How about a quick, spoiler-free review or if you like overview of the novels, for those of you either in a rush or just not wanting the stories to be spoiled? Abattoir Blues is a sub-pedestrian wander through a nondescript plot and has all the classical hallmarks of a creator being bored, drained, tired and uninspired by his creation. After Anna is somewhat undermined by its own artwork and cover blurb, but nonetheless it was an engaging and interesting enough read, enhanced greatly by some wonderful writing touches.
Be warned, you, for spoilers are likely to crop up in the below. Also, as ever, links to the books are for convenience, and are not endorsements, affiliations or whatever.
Abattoir Blues. Provenance of the novel? Bought off of cigarette counter at Morrisons in early 2015 for £3.99.
Plot? As usual with the world of DCI Banks, we are in Yorkshire. A (tsk) townie who has moved to Yorkshire and is pretending to be a farmer (the disgrace) has his tractor stolen (serves him right). When giving the constabulary the details, he casually points out that the son of a nearby farmer – a proper, Yorkshire born and raised one and not a pretend one – had a bit of a run in with him years earlier. They check that out, and in doing so stumble on a peculiar set of circumstances which might lead to a bigger crime. Whilst this is happening, an injured squaddie stumbles upon some suspicious stains at an apparently abandoned warehouse, and a freak traffic accident leads to a gruesome discovery…..
The above, I think, might have made the novel sound more interesting than it was. Whilst the premise was pretty good, the execution is horrid. Often I felt like this novel should rather have been called Do I Have To Do This?, or maybe Contractual Obligations. As the Banks novels have progressed (and I in fairness haven’t read them all), they have had a tendency to focus more on the idea of policework being sitting in a pub and having a think on about who the rogue might be and what he’s up to, with the conclusion being The English Way Of Doing Things, as in the scoundrel turns up, turns himself in and confesses all for no apparent reason at the end.
Arguably the most audacious element of Abattoir Blues is that there is next to no actual police or detective work on the go.
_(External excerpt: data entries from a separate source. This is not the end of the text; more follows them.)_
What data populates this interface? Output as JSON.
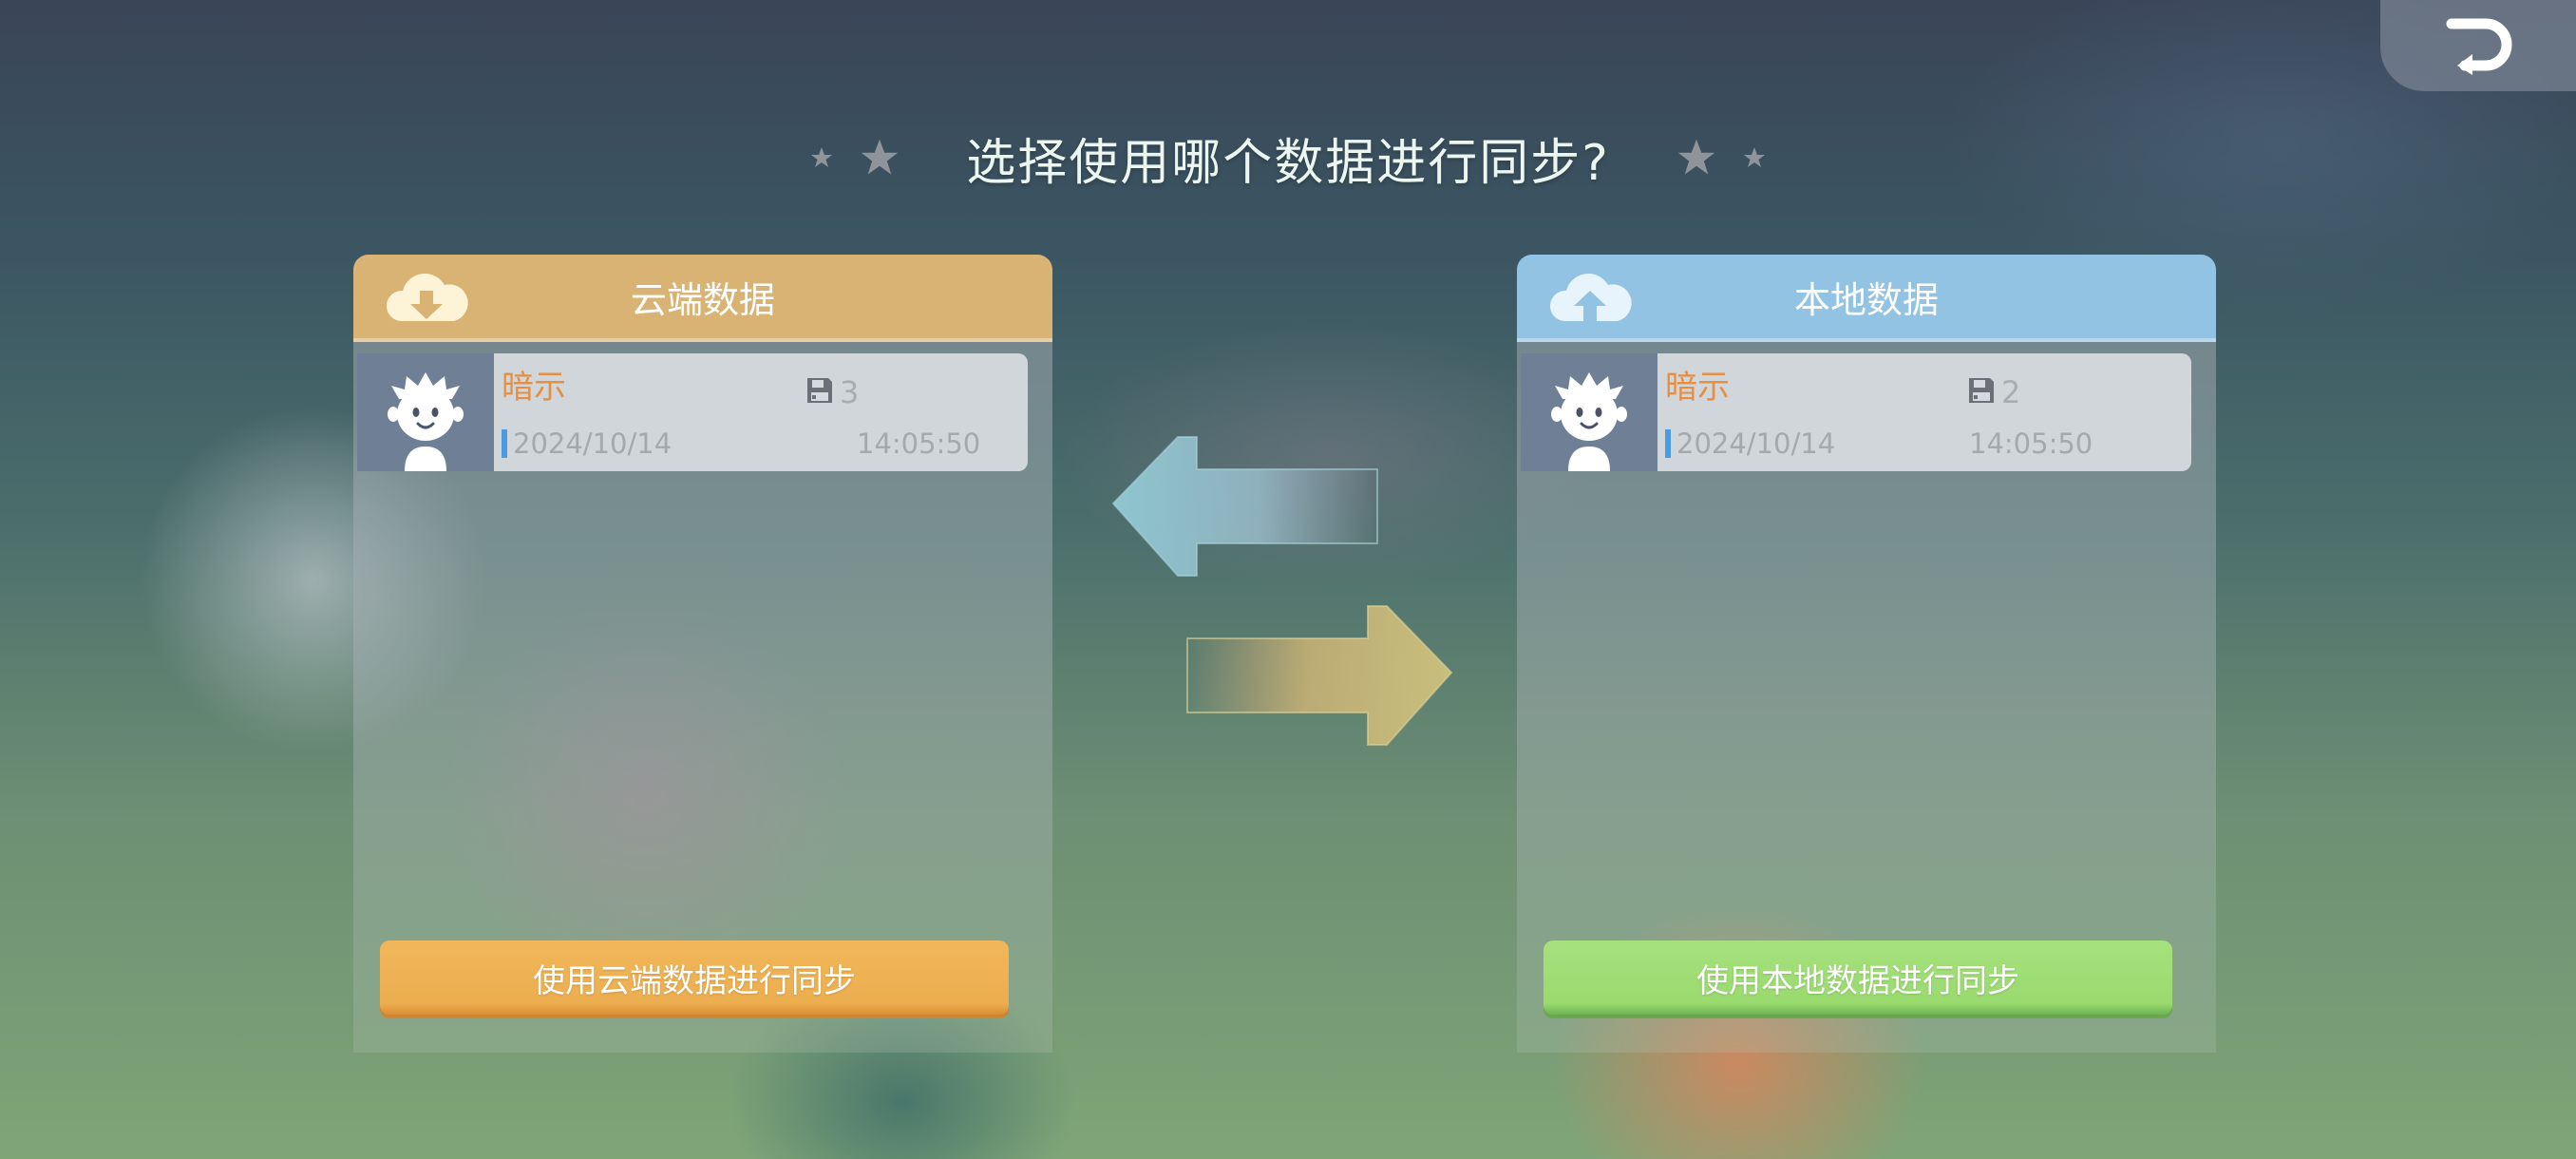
{
  "title": "选择使用哪个数据进行同步?",
  "cloud_panel": {
    "header": "云端数据",
    "header_icon": "cloud-download-icon",
    "save": {
      "name": "暗示",
      "slot": "3",
      "date": "2024/10/14",
      "time": "14:05:50"
    },
    "button": "使用云端数据进行同步"
  },
  "local_panel": {
    "header": "本地数据",
    "header_icon": "cloud-upload-icon",
    "save": {
      "name": "暗示",
      "slot": "2",
      "date": "2024/10/14",
      "time": "14:05:50"
    },
    "button": "使用本地数据进行同步"
  },
  "icons": {
    "back": "return-icon",
    "arrow_left": "arrow-left-icon",
    "arrow_right": "arrow-right-icon",
    "slot": "floppy-disk-icon",
    "avatar": "character-avatar"
  },
  "colors": {
    "cloud_accent": "#d9b374",
    "local_accent": "#93c3e3",
    "cloud_button": "#ecae4f",
    "local_button": "#99da6e",
    "save_name": "#e58f44"
  }
}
It’s all whims and speculative guesses which lead Banks and Co to the doorstep of anyone involved in whatever is going on, and by chance the first person they see is always available and the right person to be speaking to.
I see another Banks novel is due this year. It would not be a major shock to find that this is the last one. Having not read them all, but some 7 or 8, I think I can say that, in my experience, the concept and characters have run their course.
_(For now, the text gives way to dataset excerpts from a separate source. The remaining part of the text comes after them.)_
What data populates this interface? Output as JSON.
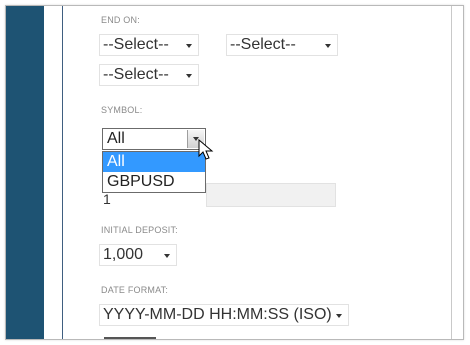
{
  "form": {
    "end_on": {
      "label": "END ON:",
      "select1": "--Select--",
      "select2": "--Select--",
      "select3": "--Select--"
    },
    "symbol": {
      "label": "SYMBOL:",
      "value": "All",
      "options": [
        "All",
        "GBPUSD"
      ]
    },
    "input_partial_value": "1",
    "initial_deposit": {
      "label": "INITIAL DEPOSIT:",
      "value": "1,000"
    },
    "date_format": {
      "label": "DATE FORMAT:",
      "value": "YYYY-MM-DD HH:MM:SS (ISO)"
    }
  },
  "colors": {
    "sidebar": "#1e5373",
    "highlight": "#3399ff"
  }
}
On, then, to After Anna, which apparently was an “ebook sensation”. My provenance, however, is a £2 paperback off of Tesco copy. It was bought in late 2015, and bought as it looked kind of interesting and it was £2.
Spoilers at the fore here, with the biggest spoiler on the cover. As with the magnificent Girl On The Train, the less you know about After Anna the better before you read.
On the one side much of the possible tension from this novel is lost by the fact that the blurb on the book tells you that the kidnap victim is returned. This robs some 200 pages of the novel of tension, as you know how that part of the story ends. That said, there are some interesting, insightful and well executed parts of prose covering the public reaction to an abduction, in particular with regards to the “keyboard warriors” of internet things like that Twerker stuff Stephen Fry quite, and that snappy face chat book one. As for what happens after the return, well, maybe predictable but never pedestrian, and as I have mentioned told with some rather impressive writing style.
It is really very well written. There are some lovely turns of phrase, and a fair few wonderful plot twists and dramatic devices used. One or two elements had me going “wow, I wish one day when I am big that I can write something that good”. I’ve no idea if that’s a worthwhile compliment, but there you go.
Who to recommend After Anna to? I have to tread carefully for fear of spoilers, but mystery / whodunit fans would, I imagine, quite like this novel a lot. One has the feeling that this novel is destined for some sort of film or TV adaptation – it will work very well, I should imagine, but all I can tell you now is that it works might fine as a book.
So, there we go. Yes I have started another novel off, and it’s quite lengthy so future reviews might be in the light of summer. I am, however, also picking off tales in a new short story anthology, so further literature crusades may feature here sooner rather than later.
As ever, I can but hope that these book reviews have been of some use, relevance or interest to someone somewhere!
zijn uitstekende elkaar, or if on the other side, excellent les uns aux autres!!!!!!!!!!!!!!!!!!!!!